Mais do que isso, sugiro que o fim do Vídeo Show suscite a reflexão sobre a dificuldade que a televisão (especificamente a Globo, mas não apenas ela) tem enfrentado para conseguir se renovar. É quase como se tudo que fosse possível fazer em TV já tivesse sido pensado antes. A falta de criatividade quanto a bons novos formatos é evidente quando vemos nas propostas confusas de programas como Os Melhores Anos de Nossas Vidas (espécie de game show sem sentido em que “artistas” competem representando diferentes décadas), Só Toca Pop (uma tentativa frustrada de recuperar programas de parada de sucesso, como Globo de Ouro, em pleno 2018) e Tamanho Família (competição forçada entre famílias de famosos e comandado por um apresentador que não cativa). Não por acaso, os programas de maior audiência, como Big Brother Brasil, já possuem grande longevidade na grade. No SBT, Silvio Santos explora há décadas os mesmos quadros e mesmas atrações, apostando no certo e evitando riscos. E vale lembrar que todos os programas novos de bastante sucesso – como MasterChef e Bake Off Brasil – são franquias compradas de outras emissoras.

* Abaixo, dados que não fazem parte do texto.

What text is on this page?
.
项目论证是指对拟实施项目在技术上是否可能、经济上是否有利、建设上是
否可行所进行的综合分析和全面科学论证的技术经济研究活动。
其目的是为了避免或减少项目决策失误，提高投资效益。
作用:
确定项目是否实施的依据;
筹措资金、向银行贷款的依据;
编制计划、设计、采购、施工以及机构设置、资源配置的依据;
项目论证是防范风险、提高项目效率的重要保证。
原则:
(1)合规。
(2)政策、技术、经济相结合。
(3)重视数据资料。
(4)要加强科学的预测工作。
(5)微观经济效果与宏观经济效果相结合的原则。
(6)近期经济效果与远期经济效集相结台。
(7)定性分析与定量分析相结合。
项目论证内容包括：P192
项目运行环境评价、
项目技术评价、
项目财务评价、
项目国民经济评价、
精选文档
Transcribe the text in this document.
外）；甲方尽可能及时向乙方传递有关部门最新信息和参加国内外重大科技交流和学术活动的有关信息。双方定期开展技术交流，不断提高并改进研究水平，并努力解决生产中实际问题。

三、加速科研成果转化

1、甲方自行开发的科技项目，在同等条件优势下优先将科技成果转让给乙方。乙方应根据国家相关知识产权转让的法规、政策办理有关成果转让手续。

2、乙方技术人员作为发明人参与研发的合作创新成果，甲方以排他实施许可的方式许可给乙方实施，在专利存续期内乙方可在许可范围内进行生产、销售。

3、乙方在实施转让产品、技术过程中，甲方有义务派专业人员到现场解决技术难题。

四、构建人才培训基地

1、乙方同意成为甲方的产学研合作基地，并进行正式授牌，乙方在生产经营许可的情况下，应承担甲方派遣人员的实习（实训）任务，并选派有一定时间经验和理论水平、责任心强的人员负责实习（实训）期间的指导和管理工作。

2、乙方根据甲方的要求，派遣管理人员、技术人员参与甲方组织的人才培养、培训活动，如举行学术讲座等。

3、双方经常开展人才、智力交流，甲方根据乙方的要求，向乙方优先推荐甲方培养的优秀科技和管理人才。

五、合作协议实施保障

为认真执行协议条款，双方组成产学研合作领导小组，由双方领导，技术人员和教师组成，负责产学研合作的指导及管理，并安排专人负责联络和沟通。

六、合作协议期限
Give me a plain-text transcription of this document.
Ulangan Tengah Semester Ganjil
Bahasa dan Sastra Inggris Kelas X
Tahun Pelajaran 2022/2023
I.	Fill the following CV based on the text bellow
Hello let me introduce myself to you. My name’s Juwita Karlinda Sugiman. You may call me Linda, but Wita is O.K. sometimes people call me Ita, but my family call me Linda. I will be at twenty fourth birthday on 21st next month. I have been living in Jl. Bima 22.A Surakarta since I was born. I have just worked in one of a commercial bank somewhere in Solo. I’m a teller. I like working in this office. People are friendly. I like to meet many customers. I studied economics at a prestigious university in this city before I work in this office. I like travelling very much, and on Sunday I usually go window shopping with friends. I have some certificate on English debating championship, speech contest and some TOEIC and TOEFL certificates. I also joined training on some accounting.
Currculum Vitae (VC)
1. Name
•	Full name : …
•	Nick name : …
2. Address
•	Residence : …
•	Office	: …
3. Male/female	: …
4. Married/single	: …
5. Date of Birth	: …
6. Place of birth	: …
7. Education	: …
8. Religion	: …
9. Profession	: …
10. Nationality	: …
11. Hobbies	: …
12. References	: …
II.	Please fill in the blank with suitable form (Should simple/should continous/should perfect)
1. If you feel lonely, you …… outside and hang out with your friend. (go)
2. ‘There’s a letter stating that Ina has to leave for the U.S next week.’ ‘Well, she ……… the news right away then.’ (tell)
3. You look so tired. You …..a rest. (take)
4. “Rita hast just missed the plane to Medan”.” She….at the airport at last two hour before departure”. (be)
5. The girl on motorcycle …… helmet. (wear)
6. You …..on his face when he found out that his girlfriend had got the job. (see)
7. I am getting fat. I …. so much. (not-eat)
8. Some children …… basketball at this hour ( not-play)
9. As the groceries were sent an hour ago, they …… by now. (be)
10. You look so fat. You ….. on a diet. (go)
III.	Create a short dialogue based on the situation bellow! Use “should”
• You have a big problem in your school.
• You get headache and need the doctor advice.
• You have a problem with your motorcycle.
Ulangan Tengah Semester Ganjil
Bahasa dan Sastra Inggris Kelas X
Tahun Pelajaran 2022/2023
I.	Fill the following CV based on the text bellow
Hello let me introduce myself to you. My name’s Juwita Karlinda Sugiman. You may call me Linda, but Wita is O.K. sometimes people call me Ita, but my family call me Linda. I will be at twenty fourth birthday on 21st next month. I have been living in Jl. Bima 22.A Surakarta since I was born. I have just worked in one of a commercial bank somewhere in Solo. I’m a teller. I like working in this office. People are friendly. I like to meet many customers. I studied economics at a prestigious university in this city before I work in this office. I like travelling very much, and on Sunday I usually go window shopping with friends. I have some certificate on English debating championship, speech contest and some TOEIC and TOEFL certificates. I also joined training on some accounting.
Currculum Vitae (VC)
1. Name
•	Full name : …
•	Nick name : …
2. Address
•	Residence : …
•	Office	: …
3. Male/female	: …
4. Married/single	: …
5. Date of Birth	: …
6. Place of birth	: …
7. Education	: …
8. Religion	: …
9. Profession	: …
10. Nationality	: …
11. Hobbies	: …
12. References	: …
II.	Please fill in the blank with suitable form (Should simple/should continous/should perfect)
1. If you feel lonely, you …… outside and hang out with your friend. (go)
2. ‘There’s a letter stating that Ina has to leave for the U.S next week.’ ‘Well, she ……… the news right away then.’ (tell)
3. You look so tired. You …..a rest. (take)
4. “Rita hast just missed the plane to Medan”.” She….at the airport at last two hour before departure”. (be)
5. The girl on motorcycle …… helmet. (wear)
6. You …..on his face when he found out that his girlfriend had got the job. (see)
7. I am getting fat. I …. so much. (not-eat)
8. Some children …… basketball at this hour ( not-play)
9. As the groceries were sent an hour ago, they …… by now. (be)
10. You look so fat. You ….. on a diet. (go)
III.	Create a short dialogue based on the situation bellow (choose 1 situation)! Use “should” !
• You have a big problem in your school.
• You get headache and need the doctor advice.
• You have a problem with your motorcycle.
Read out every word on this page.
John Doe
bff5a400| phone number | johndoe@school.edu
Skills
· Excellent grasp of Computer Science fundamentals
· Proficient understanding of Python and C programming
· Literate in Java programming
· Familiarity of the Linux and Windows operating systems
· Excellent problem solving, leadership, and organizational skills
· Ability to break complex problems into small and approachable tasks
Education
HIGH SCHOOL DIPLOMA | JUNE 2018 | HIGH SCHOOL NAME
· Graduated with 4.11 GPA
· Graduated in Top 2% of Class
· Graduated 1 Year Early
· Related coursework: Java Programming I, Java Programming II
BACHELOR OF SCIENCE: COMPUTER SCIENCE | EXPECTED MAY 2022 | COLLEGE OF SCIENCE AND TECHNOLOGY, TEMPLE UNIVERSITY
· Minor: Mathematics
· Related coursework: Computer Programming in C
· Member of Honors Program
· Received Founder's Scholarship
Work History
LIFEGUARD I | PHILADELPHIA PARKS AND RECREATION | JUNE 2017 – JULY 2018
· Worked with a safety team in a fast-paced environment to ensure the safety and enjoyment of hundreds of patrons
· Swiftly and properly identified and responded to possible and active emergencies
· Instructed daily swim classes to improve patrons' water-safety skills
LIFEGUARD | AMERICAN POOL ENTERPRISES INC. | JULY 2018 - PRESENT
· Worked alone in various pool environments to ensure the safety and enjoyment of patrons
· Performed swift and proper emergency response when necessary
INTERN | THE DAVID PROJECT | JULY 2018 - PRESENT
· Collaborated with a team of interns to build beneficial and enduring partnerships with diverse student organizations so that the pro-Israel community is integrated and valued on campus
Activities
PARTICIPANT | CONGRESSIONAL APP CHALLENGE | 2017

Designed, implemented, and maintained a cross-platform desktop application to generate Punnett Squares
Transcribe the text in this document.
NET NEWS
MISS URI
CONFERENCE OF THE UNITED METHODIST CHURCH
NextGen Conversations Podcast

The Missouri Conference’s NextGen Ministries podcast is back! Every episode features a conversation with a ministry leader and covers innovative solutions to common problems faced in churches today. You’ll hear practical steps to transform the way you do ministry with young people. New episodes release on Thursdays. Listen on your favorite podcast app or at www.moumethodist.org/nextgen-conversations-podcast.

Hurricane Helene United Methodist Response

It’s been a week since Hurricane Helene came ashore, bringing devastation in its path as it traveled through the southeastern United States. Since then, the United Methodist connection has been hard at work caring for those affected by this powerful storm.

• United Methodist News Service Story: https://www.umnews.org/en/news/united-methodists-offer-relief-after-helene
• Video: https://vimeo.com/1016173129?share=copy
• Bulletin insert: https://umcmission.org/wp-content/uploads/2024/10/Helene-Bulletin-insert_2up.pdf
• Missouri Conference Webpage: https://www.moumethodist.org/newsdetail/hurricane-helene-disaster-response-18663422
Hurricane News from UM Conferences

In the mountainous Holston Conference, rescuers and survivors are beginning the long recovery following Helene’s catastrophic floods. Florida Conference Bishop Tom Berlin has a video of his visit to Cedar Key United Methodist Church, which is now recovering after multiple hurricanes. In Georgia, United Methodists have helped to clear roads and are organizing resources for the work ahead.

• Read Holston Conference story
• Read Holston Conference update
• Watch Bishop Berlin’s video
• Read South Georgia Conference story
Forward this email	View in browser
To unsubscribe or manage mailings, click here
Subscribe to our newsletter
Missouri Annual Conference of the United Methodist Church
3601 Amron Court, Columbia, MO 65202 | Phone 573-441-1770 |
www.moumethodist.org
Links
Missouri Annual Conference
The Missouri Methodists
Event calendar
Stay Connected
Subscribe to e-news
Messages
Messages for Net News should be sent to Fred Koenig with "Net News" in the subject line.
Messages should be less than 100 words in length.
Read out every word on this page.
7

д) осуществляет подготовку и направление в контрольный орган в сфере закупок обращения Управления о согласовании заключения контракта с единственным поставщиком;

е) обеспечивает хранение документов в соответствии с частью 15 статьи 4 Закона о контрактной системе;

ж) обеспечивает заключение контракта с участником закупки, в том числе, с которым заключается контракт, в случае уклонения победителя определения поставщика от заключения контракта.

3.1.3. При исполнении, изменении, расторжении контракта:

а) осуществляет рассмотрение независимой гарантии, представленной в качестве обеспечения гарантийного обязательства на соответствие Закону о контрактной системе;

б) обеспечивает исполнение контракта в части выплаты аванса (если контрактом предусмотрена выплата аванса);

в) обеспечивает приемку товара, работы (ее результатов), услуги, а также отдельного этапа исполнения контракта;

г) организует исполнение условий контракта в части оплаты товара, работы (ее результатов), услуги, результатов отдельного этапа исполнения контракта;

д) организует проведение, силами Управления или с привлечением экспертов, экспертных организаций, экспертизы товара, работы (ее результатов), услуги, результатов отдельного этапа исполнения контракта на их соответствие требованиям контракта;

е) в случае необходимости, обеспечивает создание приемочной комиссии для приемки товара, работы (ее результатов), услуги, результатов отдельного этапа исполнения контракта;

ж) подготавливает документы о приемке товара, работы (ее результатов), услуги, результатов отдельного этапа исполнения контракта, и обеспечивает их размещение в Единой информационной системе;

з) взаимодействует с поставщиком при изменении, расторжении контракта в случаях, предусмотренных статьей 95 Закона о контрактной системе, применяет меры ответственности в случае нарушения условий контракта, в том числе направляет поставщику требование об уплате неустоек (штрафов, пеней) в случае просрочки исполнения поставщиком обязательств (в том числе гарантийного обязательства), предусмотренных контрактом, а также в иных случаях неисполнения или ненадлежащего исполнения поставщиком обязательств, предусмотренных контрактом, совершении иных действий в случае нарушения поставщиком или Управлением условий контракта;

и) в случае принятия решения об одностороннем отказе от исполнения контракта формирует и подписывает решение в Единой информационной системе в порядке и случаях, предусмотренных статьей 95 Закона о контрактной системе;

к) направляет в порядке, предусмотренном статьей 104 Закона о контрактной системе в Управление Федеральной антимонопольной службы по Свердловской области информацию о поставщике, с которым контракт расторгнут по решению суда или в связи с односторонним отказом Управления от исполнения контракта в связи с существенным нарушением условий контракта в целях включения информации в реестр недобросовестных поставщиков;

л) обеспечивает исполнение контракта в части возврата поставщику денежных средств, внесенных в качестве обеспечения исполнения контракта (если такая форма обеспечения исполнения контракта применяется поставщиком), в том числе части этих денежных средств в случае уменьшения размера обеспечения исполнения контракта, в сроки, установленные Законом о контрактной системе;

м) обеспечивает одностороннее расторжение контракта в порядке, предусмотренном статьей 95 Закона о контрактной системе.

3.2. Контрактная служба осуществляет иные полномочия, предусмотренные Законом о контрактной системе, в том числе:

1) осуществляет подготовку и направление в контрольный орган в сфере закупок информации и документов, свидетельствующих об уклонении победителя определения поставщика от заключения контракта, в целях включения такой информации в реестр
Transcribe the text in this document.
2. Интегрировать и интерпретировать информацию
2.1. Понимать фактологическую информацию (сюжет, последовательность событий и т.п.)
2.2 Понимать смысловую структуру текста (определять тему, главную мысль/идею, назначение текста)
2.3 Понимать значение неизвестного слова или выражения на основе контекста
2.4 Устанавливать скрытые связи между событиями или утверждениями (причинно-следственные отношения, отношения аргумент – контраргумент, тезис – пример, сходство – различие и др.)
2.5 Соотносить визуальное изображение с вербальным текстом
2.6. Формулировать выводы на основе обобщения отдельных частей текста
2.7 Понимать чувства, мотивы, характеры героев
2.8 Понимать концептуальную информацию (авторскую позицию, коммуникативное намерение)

Era esperado que o encerramento de um programa tão importante para a emissora tivesse ocorrido de forma menos improvisada, e que retomasse, com mais dignidade, a própria história desta enciclopédia televisiva. Mas, por fim, fica a provocação: é um milagre pensarmos que um programa que tem “vídeo” no nome tenha durado quase quarenta anos.